Under the hood, any good degreaser will take care of the majority of the
mess. Just spray it on, let it soak in for about 5 minutes, and spray it off
with a hose. For more heavily soiled areas, use a rag or soft bristle brush to
lightly scour the area, then spray with water. Finish up by wiping the excess
water off and spraying the engine compartment with tire dressing. The tire
dressing enhances the shine of engine components and is engine-safe.
About Those Rags
A good rule of thumb is to use different rags for each step of a detail job. Use one set for exterior washing, another for wheels and yet another for waxing.

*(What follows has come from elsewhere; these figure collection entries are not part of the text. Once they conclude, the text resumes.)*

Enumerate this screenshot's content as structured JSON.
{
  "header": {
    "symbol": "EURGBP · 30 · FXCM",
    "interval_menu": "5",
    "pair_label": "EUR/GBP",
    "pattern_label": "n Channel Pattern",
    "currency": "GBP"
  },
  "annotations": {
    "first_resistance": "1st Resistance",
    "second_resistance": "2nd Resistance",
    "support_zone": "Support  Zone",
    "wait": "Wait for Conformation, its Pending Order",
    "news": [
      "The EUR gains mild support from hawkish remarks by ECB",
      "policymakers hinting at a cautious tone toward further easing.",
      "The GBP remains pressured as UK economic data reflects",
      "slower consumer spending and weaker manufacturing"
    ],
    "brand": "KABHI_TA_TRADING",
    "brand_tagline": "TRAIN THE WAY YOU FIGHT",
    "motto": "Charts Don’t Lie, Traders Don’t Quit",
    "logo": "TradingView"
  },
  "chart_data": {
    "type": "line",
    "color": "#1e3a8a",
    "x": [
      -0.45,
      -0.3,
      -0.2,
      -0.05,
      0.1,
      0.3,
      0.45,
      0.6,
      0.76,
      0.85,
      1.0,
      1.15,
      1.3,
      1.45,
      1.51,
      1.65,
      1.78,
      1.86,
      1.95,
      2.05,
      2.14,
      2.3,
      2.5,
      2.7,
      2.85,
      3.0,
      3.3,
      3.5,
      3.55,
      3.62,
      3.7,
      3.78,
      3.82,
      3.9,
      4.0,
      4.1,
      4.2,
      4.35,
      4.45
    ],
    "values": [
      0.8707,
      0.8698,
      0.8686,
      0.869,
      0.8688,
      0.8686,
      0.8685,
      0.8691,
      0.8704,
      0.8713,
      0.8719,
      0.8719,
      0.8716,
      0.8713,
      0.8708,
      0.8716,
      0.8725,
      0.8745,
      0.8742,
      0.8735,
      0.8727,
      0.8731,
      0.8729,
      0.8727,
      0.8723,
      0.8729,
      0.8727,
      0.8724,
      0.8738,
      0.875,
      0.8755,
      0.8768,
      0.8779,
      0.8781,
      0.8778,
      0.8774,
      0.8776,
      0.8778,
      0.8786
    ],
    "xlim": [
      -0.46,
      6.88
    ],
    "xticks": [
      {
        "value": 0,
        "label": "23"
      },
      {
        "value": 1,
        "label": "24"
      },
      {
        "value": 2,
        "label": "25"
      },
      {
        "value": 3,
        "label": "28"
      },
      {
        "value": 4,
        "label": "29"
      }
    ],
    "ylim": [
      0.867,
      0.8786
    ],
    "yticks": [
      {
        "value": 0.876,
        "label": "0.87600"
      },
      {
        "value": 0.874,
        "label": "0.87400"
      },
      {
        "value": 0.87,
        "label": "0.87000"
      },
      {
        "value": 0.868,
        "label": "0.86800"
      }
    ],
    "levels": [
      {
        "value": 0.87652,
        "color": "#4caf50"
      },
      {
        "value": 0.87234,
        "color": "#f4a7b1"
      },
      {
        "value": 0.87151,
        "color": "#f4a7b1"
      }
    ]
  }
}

Keeping them segregated mitigates the chances of transferring wheel grime onto the paint, wash soap into the wax, etc.
Terry cloth towels work the best for general cleanup since they are soft but still have a little stiffness, which assists the cleaning (and buffing) process. The color of the towels makes little difference, but the pros prefer using white cloth, which helps show areas that are still lightly soiled and will, upon waxing, show any paint oxidation traces.
For cleanup of washing and waxing towels, simply throw them in the washer and
tumble them dry. Do not, however, use fabric softener. "Something in fabric
softeners leaves the towels with an additive that films and streaks the paint
when you use them again," Clay says.